Chase Phelps (Graduate)
Tarek Ramadan (Graduate)
Elvis Fefey (Graduate)
Russell Hernandez Ruiz (Undergrad)
Ethan Greene (Undergrad)
Collaborators (partial list):
Aniruddha Marathe (LLNL)
Vivek Kale (BNL)
Evgeny Shcherbakov (AMD)
Jayaraman J. Thiagarajan (LLNL)
Khaled Ibrahim (LBL)
Barry Rountree (LLNL)
Markus Schordan (LLNL)
Todd Gamblin (LLNL)
Abhinav Bhatele (LLNL)
Kathryn Mohror (LLNL)
Tapasya Patki (LLNL)
Filip Jagodzinski (WWU)
Moushumi Sharmin (WWU)
Shameem Ahmed (WWU)
Brian Hutchinson (WWU)
Gian-Carlo DeFazio (grad, currently at LLNL)
Chloe Dawson (undergrad, WWU)
Alexis Ayala (undergrad, graduate student at WWU)
Quentin Jensen (undergrad, graduate student at WWU )
Nathan Pinnow (grad, Lawrence Livermore National Laboratory)
Nicholas Majeske (grad, Ph.D. student at Indiana University)
Data-driven decision making
This new direction of my research investigates the viability of leveraging automated data-driven analysis in decision making for various domains including job scheduling, resource management, health care, transportation planning and more.

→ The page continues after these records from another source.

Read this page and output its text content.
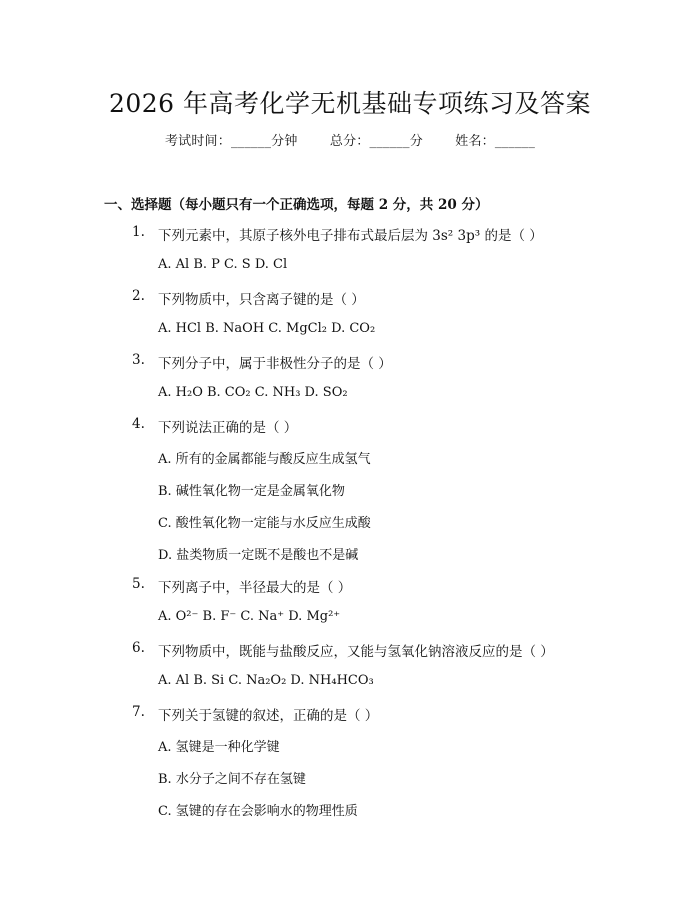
2026 年高考化学无机基础专项练习及答案
考试时间：______分钟 总分：______分 姓名：______
一、选择题（每小题只有一个正确选项，每题 2 分，共 20 分）
1. 下列元素中，其原子核外电子排布式最后层为 3s² 3p³ 的是（ ）
A. Al B. P C. S D. Cl
2. 下列物质中，只含离子键的是（ ）
A. HCl B. NaOH C. MgCl₂ D. CO₂
3. 下列分子中，属于非极性分子的是（ ）
A. H₂O B. CO₂ C. NH₃ D. SO₂
4. 下列说法正确的是（ ）
A. 所有的金属都能与酸反应生成氢气
B. 碱性氧化物一定是金属氧化物
C. 酸性氧化物一定能与水反应生成酸
D. 盐类物质一定既不是酸也不是碱
5. 下列离子中，半径最大的是（ ）
A. O²⁻ B. F⁻ C. Na⁺ D. Mg²⁺
6. 下列物质中，既能与盐酸反应，又能与氢氧化钠溶液反应的是（ ）
A. Al B. Si C. Na₂O₂ D. NH₄HCO₃
7. 下列关于氢键的叙述，正确的是（ ）
A. 氢键是一种化学键
B. 水分子之间不存在氢键
C. 氢键的存在会影响水的物理性质
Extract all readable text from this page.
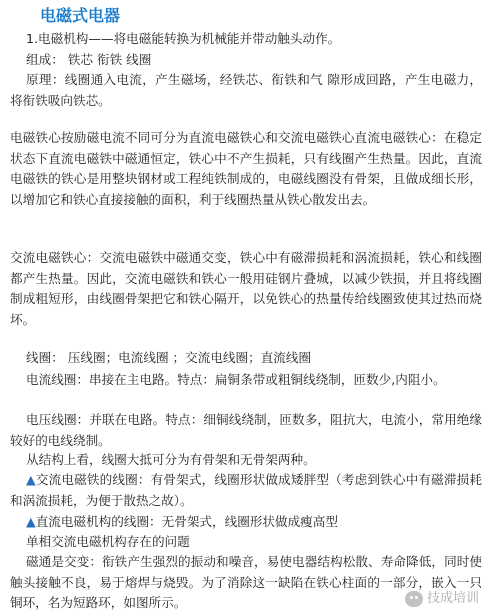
电磁式电器

1.电磁机构——将电磁能转换为机械能并带动触头动作。

组成： 铁芯 衔铁 线圈

原理：线圈通入电流，产生磁场，经铁芯、衔铁和气 隙形成回路，产生电磁力，将衔铁吸向铁芯。

电磁铁心按励磁电流不同可分为直流电磁铁心和交流电磁铁心直流电磁铁心：在稳定状态下直流电磁铁中磁通恒定，铁心中不产生损耗，只有线圈产生热量。因此，直流电磁铁的铁心是用整块钢材或工程纯铁制成的，电磁线圈没有骨架，且做成细长形，以增加它和铁心直接接触的面积，利于线圈热量从铁心散发出去。

交流电磁铁心：交流电磁铁中磁通交变，铁心中有磁滞损耗和涡流损耗，铁心和线圈都产生热量。因此，交流电磁铁和铁心一般用硅钢片叠城，以减少铁损，并且将线圈制成粗短形，由线圈骨架把它和铁心隔开，以免铁心的热量传给线圈致使其过热而烧坏。

线圈： 压线圈；电流线圈 ；交流电线圈；直流线圈

电流线圈：串接在主电路。特点：扁铜条带或粗铜线绕制，匝数少,内阻小。

电压线圈：并联在电路。特点：细铜线绕制，匝数多，阻抗大，电流小，常用绝缘较好的电线绕制。

从结构上看，线圈大抵可分为有骨架和无骨架两种。

▲交流电磁铁的线圈：有骨架式，线圈形状做成矮胖型（考虑到铁心中有磁滞损耗和涡流损耗，为便于散热之故）。

▲直流电磁机构的线圈：无骨架式，线圈形状做成瘦高型

单相交流电磁机构存在的问题

磁通是交变：衔铁产生强烈的振动和噪音，易使电器结构松散、寿命降低，同时使触头接触不良，易于熔焊与烧毁。为了消除这一缺陷在铁心柱面的一部分，嵌入一只铜环，名为短路环，如图所示。	技成培训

There are several collaborative research opportunities currently pursue in my lab and I am looking for students interests in optimizations to join my team.
Proxy Application Development and Validation
Proxy applications are written to represent subsets of performance behaviors of larger, and more complex applications that often have distribution restrictions. In this research, we developed a systematic methodology for quantitatively compare how well proxies match with their parents.
Comparative Performance analysis
My research developed principled approach for comparing performance between applications. The application of this methodology was proxy application validation, which is important for DOE's co-design centers. This project resulted in many publications, and open-source software tools
This project developed several algorithms for shifting power in an I/O-aware manner to other applications in an HPC system to improve performance. Since I/O phases of applications use less power, moving it to applications or processes crunching numbers accelerates their computation.
Cache Bottleneck Characterization
In this project, I built a robust low-level library for Intel's PEBS counter collection in user space, and developed an analysis approach for correlating PEBS data with application-specific information such as line number to characterize cache-access bottlenecks of applications.
Performance-Aware Application Development
My group is developing machine learning models to predict the impact of a code change on application performance. This project aims to help application developers assess how their proposed code changes will impact that application's performance before the code is executed. We envision that the performance information collected over time from nightly tests provided as feedback to the model will significantly improve its accuracy.